As for postobservation OSA severity outcomes, eight patients (31%) resolved spontaneously, one patient progressed from mild to moderate OSA, and the rest remained in their mild OSA state. Subanalysis revealed that OSA resolution rate was 36% in patients with laryngomalacia, compared with 27% in those with no laryngomalacia, a difference that did not reach statistical significance (P = .98).
Dr. von Allmen pointed out that the study cohort had comorbidities which may have contributed to the persistence of OSA. He also acknowledged certain limitations of the study, including its retrospective nature, the potential for selection bias, the small sample size, and the fact that it did not include a control sample of normal children. “The presence of laryngomalacia did not affect the resolution rate in our cohort, but we’ll need larger studies to better elucidate the factors that do affect persistent disease and to identify the optimal timing of intervention in children with mild OSA,” he said.
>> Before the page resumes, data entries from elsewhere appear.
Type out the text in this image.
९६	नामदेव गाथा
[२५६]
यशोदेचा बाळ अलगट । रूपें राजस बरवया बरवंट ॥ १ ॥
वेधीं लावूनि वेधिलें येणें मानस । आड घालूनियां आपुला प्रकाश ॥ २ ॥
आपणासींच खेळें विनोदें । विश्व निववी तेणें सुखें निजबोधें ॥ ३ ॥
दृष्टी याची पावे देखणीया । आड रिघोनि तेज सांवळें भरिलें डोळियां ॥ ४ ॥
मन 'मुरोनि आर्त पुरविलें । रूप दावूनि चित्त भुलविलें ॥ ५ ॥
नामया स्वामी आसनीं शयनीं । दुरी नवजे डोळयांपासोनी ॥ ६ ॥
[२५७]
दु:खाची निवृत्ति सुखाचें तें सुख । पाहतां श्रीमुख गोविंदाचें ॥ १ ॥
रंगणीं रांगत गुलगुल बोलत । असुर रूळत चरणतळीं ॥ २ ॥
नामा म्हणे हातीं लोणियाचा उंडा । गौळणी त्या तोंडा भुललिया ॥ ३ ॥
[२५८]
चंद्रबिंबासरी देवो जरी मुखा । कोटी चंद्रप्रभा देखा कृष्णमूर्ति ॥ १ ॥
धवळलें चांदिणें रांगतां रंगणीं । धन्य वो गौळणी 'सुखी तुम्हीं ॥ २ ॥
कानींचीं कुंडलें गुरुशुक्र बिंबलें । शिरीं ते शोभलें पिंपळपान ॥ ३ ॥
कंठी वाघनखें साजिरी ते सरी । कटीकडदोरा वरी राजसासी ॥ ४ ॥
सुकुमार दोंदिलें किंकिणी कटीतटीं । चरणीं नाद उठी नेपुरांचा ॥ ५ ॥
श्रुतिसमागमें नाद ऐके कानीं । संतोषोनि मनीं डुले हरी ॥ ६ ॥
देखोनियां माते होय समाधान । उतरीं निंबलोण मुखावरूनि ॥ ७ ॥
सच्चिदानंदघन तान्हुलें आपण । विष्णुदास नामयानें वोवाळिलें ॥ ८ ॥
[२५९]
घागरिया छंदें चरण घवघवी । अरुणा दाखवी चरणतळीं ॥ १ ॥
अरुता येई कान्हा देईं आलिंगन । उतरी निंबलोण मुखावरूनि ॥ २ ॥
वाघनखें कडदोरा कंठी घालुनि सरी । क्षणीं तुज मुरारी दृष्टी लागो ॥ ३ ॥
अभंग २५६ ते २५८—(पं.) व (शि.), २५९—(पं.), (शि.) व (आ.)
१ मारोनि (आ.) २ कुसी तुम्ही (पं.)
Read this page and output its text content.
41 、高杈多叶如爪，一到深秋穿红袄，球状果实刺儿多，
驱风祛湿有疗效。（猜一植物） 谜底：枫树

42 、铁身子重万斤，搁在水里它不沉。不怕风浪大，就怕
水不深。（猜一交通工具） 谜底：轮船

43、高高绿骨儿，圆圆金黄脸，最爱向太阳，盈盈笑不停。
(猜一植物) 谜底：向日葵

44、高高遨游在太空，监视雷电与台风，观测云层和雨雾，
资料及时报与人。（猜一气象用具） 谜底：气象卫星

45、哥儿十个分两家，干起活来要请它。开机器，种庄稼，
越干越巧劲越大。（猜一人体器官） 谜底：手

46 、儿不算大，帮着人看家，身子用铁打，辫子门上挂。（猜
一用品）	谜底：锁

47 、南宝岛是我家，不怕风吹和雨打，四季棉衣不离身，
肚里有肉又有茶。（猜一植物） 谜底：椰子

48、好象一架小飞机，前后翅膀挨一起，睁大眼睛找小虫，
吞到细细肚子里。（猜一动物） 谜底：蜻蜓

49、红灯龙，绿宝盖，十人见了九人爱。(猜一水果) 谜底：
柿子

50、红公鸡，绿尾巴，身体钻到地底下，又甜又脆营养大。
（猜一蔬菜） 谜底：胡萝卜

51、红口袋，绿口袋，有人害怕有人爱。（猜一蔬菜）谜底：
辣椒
Dr. von Allmen reported having no financial disclosures. The study received a resident research award at the meeting, which was jointly sponsored by the Triological Society and the American College of Surgeons.
SOURCE: von Allmen DC et al. Triological CSM, Abstracts.
REPORTING FROM THE TRIOLOGICAL CSM
Key clinical point: Comorbidities may contribute to the persistence of OSA in young children.
Major finding: OSA spontaneously resolved in 31% of patients.
Study details: A retrospective analysis of 26 children under age 3 years.
Disclosures: The researchers reported having no financial disclosures.